Mit seiner aufrichtigen Darstellung der Sexualität vor der Pubertät und den Untertönen der familiären Tragödie ist Oldladyvoice erinnere mich an Marieke Lucas Rijnevelds International Booker-prämiertes The Discomfort of Evening. Aber Elisa Victoria hat einen leichteren Tough, und ihre Erzählung bleibt lebhaft. Kindererzähler in der Erwachsenenliteratur sind oft entweder irritierend starre Augen oder anmaßend frühreif. Marina ist es auch nicht. Ihre Süße, Angst und ihre queere Sicht auf die Welt um sie herum – von gefrorenem Kroketten, heiße Plastik-Liegestühle und Pornos aus dem Nachttisch des Freundes ihrer Mutter – machen sie zu einer bezaubernden Begleiterin. Sie weiß, dass ihr introspektiver Charakter und ihre kitschige Sensibilität sie von anderen Kindern unterscheiden, die ihre kleinen Outfits und ihre soziale Unbeholfenheit verspotten („Oldladyvoice“ ist der spöttische Spitzname, den ihr ein Junge aus ihrer Klasse gegeben hat).

„Alles wäre einfacher, wenn ich nicht so kostbar wäre“, sagt sie. „Ich versuche, es zu verbergen, aber es steht mir überall geschrieben.

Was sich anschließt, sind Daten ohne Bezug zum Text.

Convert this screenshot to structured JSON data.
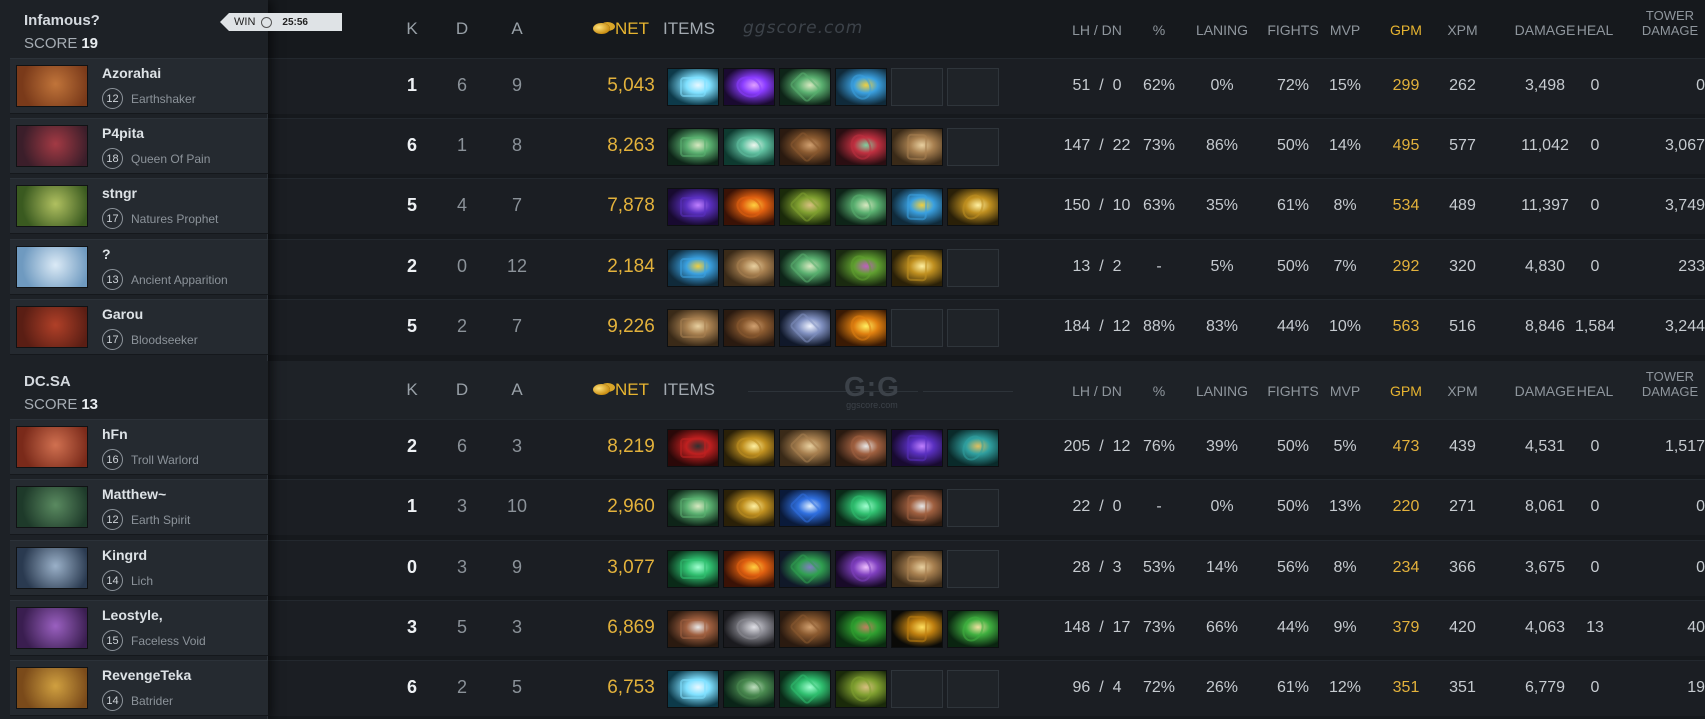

Parfümwerbung, TV-Tänze, Puppenhäuser, Xuxa. Ich liebe alles, was kitschig ist.“ Aber egal – Marina hat auch nicht viel Schönes über ihre Altersgenossen zu sagen: „Menschen in meiner Generation sind entweder langweilige Dummköpfe oder machiavellische Schweine … Ich schätze, mein Platz ist in stillen Räumen, und es muss viele andere geben wie mich, allein den Atem anhalten, ohne dass es jemand merkt.“

Oldladyvoice ist fest in Zeit und Ort verankert. Der erste Golfkrieg und die Wahl von Felipe González spielen sich im Hintergrund auf verschwommenen Fernsehgeräten ab, während Marinas Referenzkatalog – Sailor Moon und Schlumpfine, Whitney Houston und Chabel-Puppen – wird bei jedem Kind der 90er Jahre eine eher nostalgische Nostalgie hervorrufen. Aber hier ist etwas Tieferes als Nostalgie am Werk. Obwohl das Buch in der jüngeren Vergangenheit spielt, webt Victoria geschickt in Marinas Monolog das Unbehagen der Gegenwart ein, ein ergreifendes Gefühl einer bevorstehenden globalen Katastrophe, die die enge Welt ihrer Protagonistin zu verschlingen droht. Dies ist in vielerlei Hinsicht und in Anbetracht der geringen Kategorisierung ein „Millenniumsroman“.

Erwachsene, betont Marina, „reden mit uns runter und sagen, Kinder haben es heutzutage leicht“, aber sie durchschaut diesen herablassenden Optimismus: „Jahrhunderte sind eine große Sache, die man bekommt, hat eine große Wirkung. Der größte Teil meines Lebens wird im einundzwanzigsten Jahrhundert passieren, so seltsam das auch klingen mag. Dies ist nur ein Zwischenkapitel, das letzte für alte Leute jetzt und ein dunkles Prequel für die Kinder, die gerade geboren wurden.“ Mit zunehmender Sommerhitze ziehen sich die Nachbarn von Marinas Großmutter in ihre kleinen, stickigen Wohnungen zurück, wo sie das Ende des Jahrtausends „in gebranntem Orange, warm und düster“ erleben werden. Für Marina sind die 90er „alles, was zwischen uns und dem, was als nächstes kommt“, steht.

Wenn das alles Oldladyvoice macht klingt schwerfällig, ist es nicht. Es macht vor allem viel Spaß. Victorias Prosa ist sprudelnd, ihre Witze verfehlen nie ihr Ziel, und die Beobachtungen ihres jungen Erzählers wirken ebenso zärtlich wie authentisch. Ich liebte dieses weise, verzogene kleine Juwel eines Romans.

  • Oldladyvoice von Elisa Victoria, übersetzt von Charlotte Whittle, erscheint bei And Other Stories (£ 11,99). Um den Guardian und Observer zu unterstützen, bestellen Sie Ihr Exemplar unter guardianbookshop.com. Es können Versandkosten anfallen.

AK Blakemores Die Manningtree-Hexen wird von Granta herausgegeben.